The silver-stoppered bottle in front of us costs more than 5,000 yuan ($781), and we've just splashed a bit of the golden elixir on our palms and rubbed it into our skin.
It's the end of an elegant Sunday brunch with a more down-to-Earth price (358 yuan or $56). My host, Reto Kistler at Beijing's Johnnie Walker House, has just brought out some of "the good stuff". It's the Scotch whisky's s Private Collection 2014 Edition-one of 8,888 bottles made. The string of eights is a portent of good things to come on two sides of the globe: The liquid is smoky and smooth as silk, though perhaps an expensive choice for hand lotion.
"The master blender might cringe if he saw us doing this," Kistler acknowledges with a boyish grin. But rubbing just a drop or two into your palms vigorously, then cupping your hands to your nose, unveils the essence of the malt.
"You can do the same with bourbon," he adds, to get a sense of the corn at the base of that spirit.
Soft jazz washes over us as Kistler, the director of operations here, explains how a smoky, peaty blend like the 2014 special edition we're drinking-or the brand's top-shelf Johnnie Walker Blue-pairs well with salty foods, or a fatty morsel of fish or pork.
The Johnnie Walker House is a cozy, burnished copper cocoon, a warm oasis on a weekend that's seen the capital's first snow of the winter. It's my second visit in a week to this temple to the whisky-blender's art. A novice to this noble Scottish spirit-the distillery proudly bears a royal warrant, I'd taken advantage of an introductory tasting session and come back to sample the brunch.
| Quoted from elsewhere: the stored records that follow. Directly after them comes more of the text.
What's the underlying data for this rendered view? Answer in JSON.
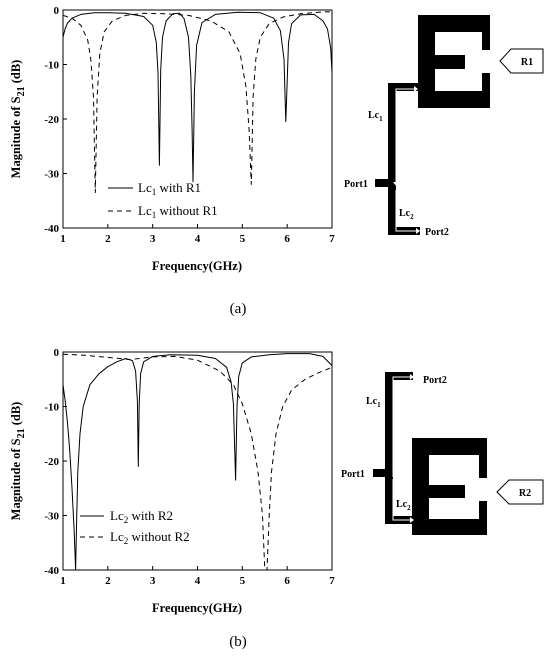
{
  "chart_data": [
    {
      "type": "line",
      "panel_label": "(a)",
      "xlabel": "Frequency(GHz)",
      "ylabel_main": "Magnitude of S",
      "ylabel_sub": "21",
      "ylabel_unit": " (dB)",
      "xlim": [
        1,
        7
      ],
      "ylim": [
        -40,
        0
      ],
      "xticks": [
        "1",
        "2",
        "3",
        "4",
        "5",
        "6",
        "7"
      ],
      "yticks": [
        "0",
        "-10",
        "-20",
        "-30",
        "-40"
      ],
      "legend_position": "bottom-right",
      "series": [
        {
          "name_main": "Lc",
          "name_sub": "1",
          "name_rest": " with R1",
          "style": "solid",
          "x": [
            1.0,
            1.05,
            1.1,
            1.2,
            1.4,
            1.7,
            2.0,
            2.4,
            2.8,
            3.0,
            3.08,
            3.12,
            3.15,
            3.18,
            3.22,
            3.3,
            3.45,
            3.6,
            3.7,
            3.8,
            3.85,
            3.88,
            3.9,
            3.93,
            3.98,
            4.1,
            4.4,
            4.9,
            5.4,
            5.7,
            5.85,
            5.93,
            5.97,
            6.0,
            6.03,
            6.1,
            6.3,
            6.6,
            6.8,
            6.9,
            6.97,
            7.0
          ],
          "y": [
            -5.0,
            -3.4,
            -2.4,
            -1.5,
            -0.8,
            -0.5,
            -0.5,
            -0.6,
            -1.2,
            -2.8,
            -6.0,
            -11.5,
            -28.5,
            -11.0,
            -5.0,
            -2.0,
            -0.7,
            -0.6,
            -1.6,
            -5.0,
            -12.0,
            -22.0,
            -31.5,
            -15.0,
            -6.5,
            -2.3,
            -0.8,
            -0.4,
            -0.5,
            -1.5,
            -3.8,
            -9.0,
            -20.5,
            -13.0,
            -6.0,
            -2.5,
            -0.9,
            -0.8,
            -2.0,
            -3.5,
            -7.0,
            -11.5
          ]
        },
        {
          "name_main": "Lc",
          "name_sub": "1",
          "name_rest": " without R1",
          "style": "dashed",
          "x": [
            1.0,
            1.2,
            1.4,
            1.55,
            1.62,
            1.68,
            1.72,
            1.76,
            1.82,
            1.92,
            2.1,
            2.4,
            2.8,
            3.3,
            3.8,
            4.3,
            4.7,
            4.95,
            5.08,
            5.15,
            5.2,
            5.24,
            5.3,
            5.4,
            5.6,
            5.9,
            6.3,
            6.7,
            7.0
          ],
          "y": [
            -1.0,
            -1.5,
            -2.8,
            -5.5,
            -9.0,
            -16.0,
            -33.5,
            -16.0,
            -8.0,
            -4.0,
            -2.0,
            -1.0,
            -0.6,
            -0.7,
            -1.0,
            -2.0,
            -4.0,
            -8.0,
            -14.0,
            -22.0,
            -32.0,
            -16.0,
            -9.0,
            -5.0,
            -2.5,
            -1.3,
            -0.7,
            -0.4,
            -0.3
          ]
        }
      ]
    },
    {
      "type": "line",
      "panel_label": "(b)",
      "xlabel": "Frequency(GHz)",
      "ylabel_main": "Magnitude of S",
      "ylabel_sub": "21",
      "ylabel_unit": " (dB)",
      "xlim": [
        1,
        7
      ],
      "ylim": [
        -40,
        0
      ],
      "xticks": [
        "1",
        "2",
        "3",
        "4",
        "5",
        "6",
        "7"
      ],
      "yticks": [
        "0",
        "-10",
        "-20",
        "-30",
        "-40"
      ],
      "legend_position": "bottom-left",
      "series": [
        {
          "name_main": "Lc",
          "name_sub": "2",
          "name_rest": " with R2",
          "style": "solid",
          "x": [
            1.0,
            1.05,
            1.1,
            1.15,
            1.2,
            1.25,
            1.28,
            1.3,
            1.33,
            1.38,
            1.45,
            1.6,
            1.8,
            2.0,
            2.2,
            2.4,
            2.55,
            2.62,
            2.66,
            2.68,
            2.7,
            2.73,
            2.8,
            3.0,
            3.4,
            4.0,
            4.4,
            4.65,
            4.75,
            4.8,
            4.85,
            4.88,
            4.92,
            5.0,
            5.2,
            5.6,
            6.0,
            6.5,
            6.8,
            7.0
          ],
          "y": [
            -6.0,
            -9.0,
            -13.0,
            -18.0,
            -25.0,
            -33.0,
            -40.0,
            -32.0,
            -22.0,
            -15.0,
            -10.0,
            -6.0,
            -4.0,
            -2.7,
            -1.8,
            -1.2,
            -1.6,
            -3.5,
            -9.0,
            -21.0,
            -9.5,
            -4.0,
            -1.8,
            -0.8,
            -0.5,
            -0.6,
            -1.2,
            -2.8,
            -5.5,
            -9.5,
            -23.5,
            -10.0,
            -4.5,
            -2.0,
            -0.9,
            -0.5,
            -0.3,
            -0.3,
            -0.8,
            -2.5
          ]
        },
        {
          "name_main": "Lc",
          "name_sub": "2",
          "name_rest": " without R2",
          "style": "dashed",
          "x": [
            1.0,
            1.5,
            2.0,
            2.5,
            3.0,
            3.5,
            4.0,
            4.5,
            4.8,
            5.0,
            5.2,
            5.35,
            5.45,
            5.5,
            5.55,
            5.6,
            5.65,
            5.75,
            5.9,
            6.1,
            6.4,
            6.7,
            7.0
          ],
          "y": [
            -0.4,
            -0.6,
            -1.0,
            -1.4,
            -0.9,
            -0.8,
            -1.5,
            -3.5,
            -6.0,
            -9.5,
            -15.0,
            -22.0,
            -30.0,
            -40.0,
            -40.0,
            -30.0,
            -22.0,
            -15.0,
            -10.0,
            -7.0,
            -5.0,
            -3.8,
            -2.8
          ]
        }
      ]
    }
  ],
  "diagrams": [
    {
      "stub_label": "R1",
      "lc_main_label": "Lc",
      "lc_main_sub": "1",
      "lc_small_label": "Lc",
      "lc_small_sub": "2",
      "port1": "Port1",
      "port2": "Port2"
    },
    {
      "stub_label": "R2",
      "lc_main_label": "Lc",
      "lc_main_sub": "1",
      "lc_small_label": "Lc",
      "lc_small_sub": "2",
      "port1": "Port1",
      "port2": "Port2"
    }
  ],
  "colors": {
    "line": "#000000",
    "background": "#ffffff"
  }
}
The earlier tasting, offered during the British Menu Week promotion at about a dozen capital restaurants, had been a chance to sample the brand's rainbow of staple blends-from Johnnie Walker Gold to Red to Black to Blue, colors repeated in the richly stained wooden planks of the floors.
The gold-label pour, inspired by a blend made for the brand's centennial in 1920, has a patina of vanilla and caramel that the chef, Daniel Jia, matched with a delicate smoked salmon mousse in puff pastry. ("It's also great with desserts or anything on the sweet side," Kistler confides.) The mass-market Red sings with fresh fruits like apple and pear, while the smokier Black has an aura of richer fruits: dried fig, stewed apricot, winter oranges. More ethereal still are the Blue and the King George V, a premium blend with hints of all of the above.
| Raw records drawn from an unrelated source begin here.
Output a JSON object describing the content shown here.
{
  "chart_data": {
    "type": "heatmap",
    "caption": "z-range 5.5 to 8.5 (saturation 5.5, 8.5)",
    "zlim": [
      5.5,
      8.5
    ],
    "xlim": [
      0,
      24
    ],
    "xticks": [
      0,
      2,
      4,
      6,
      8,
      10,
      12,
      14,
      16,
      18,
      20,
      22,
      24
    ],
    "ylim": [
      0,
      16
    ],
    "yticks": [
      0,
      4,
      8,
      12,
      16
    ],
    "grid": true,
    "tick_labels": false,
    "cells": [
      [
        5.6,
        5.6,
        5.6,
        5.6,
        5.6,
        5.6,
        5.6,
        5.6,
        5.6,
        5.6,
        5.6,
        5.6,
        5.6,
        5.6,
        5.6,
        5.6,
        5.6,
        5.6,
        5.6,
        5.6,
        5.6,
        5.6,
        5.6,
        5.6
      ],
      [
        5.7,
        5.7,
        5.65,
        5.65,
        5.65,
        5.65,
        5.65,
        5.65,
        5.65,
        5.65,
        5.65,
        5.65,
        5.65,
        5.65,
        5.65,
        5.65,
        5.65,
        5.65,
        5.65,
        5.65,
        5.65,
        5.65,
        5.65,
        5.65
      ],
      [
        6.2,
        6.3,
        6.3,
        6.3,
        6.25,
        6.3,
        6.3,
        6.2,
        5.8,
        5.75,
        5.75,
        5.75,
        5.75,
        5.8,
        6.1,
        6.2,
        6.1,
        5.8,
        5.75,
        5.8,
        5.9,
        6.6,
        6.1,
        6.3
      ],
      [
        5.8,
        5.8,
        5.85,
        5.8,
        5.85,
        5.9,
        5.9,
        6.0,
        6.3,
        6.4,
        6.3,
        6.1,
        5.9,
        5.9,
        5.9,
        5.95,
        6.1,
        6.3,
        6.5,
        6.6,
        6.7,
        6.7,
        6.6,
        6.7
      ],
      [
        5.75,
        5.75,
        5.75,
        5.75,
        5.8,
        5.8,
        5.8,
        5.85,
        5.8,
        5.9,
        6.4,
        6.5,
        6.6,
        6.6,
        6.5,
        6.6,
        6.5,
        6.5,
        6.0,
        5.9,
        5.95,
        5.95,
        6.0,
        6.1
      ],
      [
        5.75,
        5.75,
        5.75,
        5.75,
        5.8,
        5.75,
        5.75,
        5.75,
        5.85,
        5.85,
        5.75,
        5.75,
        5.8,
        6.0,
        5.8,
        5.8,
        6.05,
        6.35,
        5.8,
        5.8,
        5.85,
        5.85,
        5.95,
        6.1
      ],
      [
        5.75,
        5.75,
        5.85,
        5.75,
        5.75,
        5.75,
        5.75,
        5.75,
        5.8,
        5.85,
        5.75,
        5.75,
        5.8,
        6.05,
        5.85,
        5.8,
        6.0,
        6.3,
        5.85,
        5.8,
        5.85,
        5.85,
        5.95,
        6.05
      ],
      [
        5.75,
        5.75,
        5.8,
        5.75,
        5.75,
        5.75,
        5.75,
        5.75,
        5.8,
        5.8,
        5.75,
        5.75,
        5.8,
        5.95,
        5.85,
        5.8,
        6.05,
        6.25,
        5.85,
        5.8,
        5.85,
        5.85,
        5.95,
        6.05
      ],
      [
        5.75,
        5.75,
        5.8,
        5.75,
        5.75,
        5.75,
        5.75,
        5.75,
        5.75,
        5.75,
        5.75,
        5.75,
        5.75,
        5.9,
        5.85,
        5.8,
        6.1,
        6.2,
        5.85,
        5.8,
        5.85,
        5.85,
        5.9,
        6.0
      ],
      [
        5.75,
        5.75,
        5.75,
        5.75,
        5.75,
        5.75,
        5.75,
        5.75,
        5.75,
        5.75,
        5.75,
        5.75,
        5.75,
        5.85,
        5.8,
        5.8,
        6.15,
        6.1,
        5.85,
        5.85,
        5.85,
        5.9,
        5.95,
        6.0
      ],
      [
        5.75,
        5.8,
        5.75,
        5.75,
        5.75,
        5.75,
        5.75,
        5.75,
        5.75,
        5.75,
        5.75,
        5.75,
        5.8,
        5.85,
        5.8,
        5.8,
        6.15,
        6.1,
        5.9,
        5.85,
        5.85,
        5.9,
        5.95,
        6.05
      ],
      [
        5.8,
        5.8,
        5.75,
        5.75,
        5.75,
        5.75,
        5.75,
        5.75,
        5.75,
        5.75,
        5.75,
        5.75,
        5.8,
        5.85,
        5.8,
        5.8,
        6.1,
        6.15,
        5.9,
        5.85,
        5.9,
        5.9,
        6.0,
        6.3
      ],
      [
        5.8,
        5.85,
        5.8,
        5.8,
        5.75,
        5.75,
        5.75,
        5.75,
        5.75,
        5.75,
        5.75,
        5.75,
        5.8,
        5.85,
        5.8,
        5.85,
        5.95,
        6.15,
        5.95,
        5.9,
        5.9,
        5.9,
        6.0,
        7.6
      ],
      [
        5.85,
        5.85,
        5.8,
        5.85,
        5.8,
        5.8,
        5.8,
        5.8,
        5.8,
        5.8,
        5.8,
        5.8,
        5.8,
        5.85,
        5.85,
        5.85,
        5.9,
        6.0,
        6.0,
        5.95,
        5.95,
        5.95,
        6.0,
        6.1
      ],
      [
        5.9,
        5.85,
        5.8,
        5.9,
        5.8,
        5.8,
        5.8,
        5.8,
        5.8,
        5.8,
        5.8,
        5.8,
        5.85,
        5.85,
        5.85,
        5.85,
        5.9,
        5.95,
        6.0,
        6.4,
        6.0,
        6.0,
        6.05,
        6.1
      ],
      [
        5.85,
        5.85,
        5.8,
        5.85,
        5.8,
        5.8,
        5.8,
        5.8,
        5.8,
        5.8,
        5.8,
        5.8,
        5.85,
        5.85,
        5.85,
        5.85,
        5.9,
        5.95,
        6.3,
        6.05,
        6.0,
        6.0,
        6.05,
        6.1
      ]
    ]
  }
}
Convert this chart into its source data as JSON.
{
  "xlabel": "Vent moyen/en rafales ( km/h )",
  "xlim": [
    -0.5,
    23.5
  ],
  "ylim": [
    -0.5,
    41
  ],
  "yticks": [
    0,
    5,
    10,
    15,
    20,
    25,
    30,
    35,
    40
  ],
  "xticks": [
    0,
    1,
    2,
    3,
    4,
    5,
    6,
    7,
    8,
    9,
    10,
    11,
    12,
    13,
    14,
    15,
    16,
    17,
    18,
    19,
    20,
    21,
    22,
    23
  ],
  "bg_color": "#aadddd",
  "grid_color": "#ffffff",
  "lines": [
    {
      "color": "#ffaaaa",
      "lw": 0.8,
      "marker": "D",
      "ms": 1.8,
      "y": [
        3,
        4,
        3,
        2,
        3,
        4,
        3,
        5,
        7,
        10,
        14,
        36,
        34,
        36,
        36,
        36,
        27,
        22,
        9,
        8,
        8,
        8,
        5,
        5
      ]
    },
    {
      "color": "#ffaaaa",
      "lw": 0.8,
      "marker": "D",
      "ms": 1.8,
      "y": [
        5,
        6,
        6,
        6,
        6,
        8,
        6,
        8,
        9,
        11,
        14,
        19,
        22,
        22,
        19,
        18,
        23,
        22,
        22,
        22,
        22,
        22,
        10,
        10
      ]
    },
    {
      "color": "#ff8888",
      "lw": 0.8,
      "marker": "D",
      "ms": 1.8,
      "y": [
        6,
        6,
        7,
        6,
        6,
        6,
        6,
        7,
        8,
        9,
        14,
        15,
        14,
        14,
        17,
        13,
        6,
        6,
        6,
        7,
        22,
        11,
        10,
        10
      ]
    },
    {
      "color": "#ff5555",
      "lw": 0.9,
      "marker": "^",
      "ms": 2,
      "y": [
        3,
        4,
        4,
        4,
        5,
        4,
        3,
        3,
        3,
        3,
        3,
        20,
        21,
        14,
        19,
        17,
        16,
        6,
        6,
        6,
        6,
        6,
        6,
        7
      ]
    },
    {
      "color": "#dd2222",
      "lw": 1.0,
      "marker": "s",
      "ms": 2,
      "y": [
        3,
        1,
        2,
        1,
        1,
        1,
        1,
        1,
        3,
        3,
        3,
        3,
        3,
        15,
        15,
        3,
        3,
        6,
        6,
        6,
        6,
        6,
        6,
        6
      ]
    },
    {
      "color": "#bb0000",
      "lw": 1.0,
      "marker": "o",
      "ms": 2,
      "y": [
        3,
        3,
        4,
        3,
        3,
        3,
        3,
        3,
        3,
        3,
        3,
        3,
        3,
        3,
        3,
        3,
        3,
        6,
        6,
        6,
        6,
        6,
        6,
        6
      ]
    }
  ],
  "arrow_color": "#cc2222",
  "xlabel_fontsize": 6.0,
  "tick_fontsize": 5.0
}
The top blends, whether purchased for drinking or collecting, are not really about the age of the 40-to 43-proof spirit but the quality of the blend, Kistler says. "It's about taste, but also rarity and the pedigree of the whisky."
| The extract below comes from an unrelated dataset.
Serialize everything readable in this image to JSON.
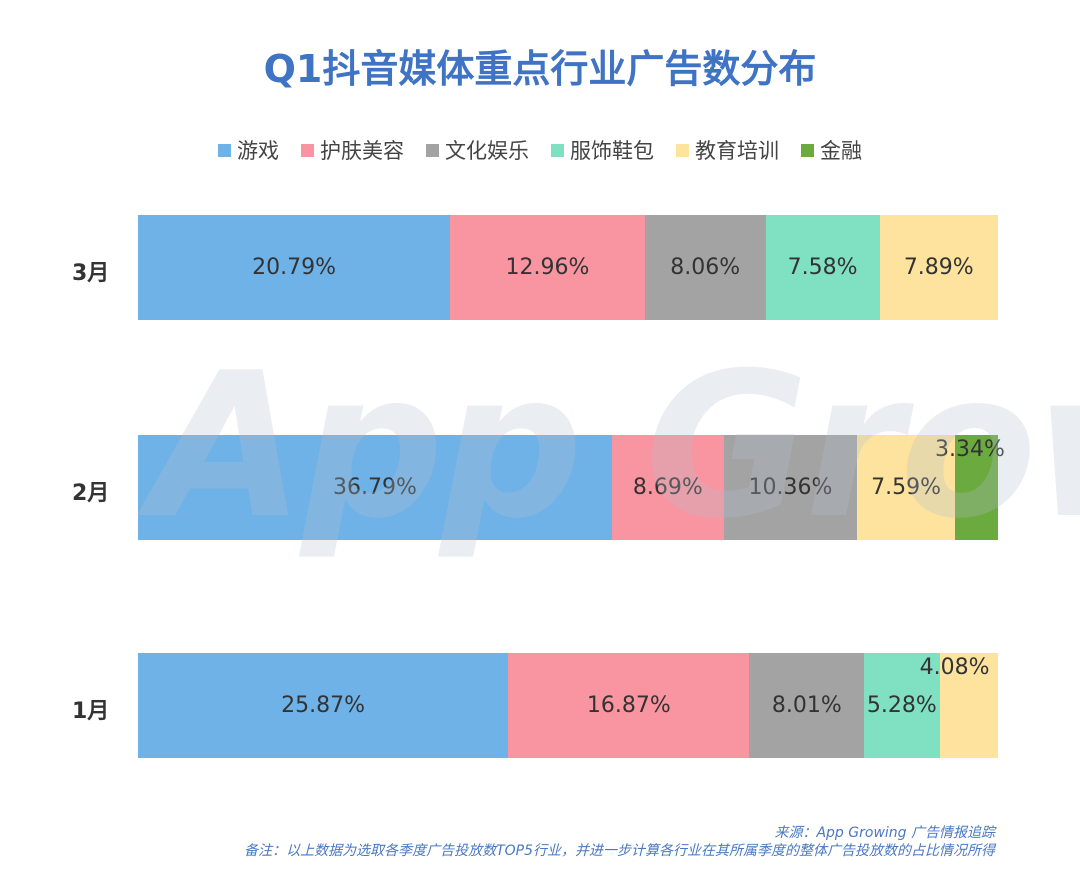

That can mean the inclusion of a reserve barrel, or a now-closed distillery from a famous producing region. Areas like Ilsay or the Clynelish highlands impart particular flavors treasured by connoisseurs. As a novice I can't put my finger on the special notes in each blend, but I enjoy the rich smoothness and appreciate the subtleties apparent when you taste them side by side.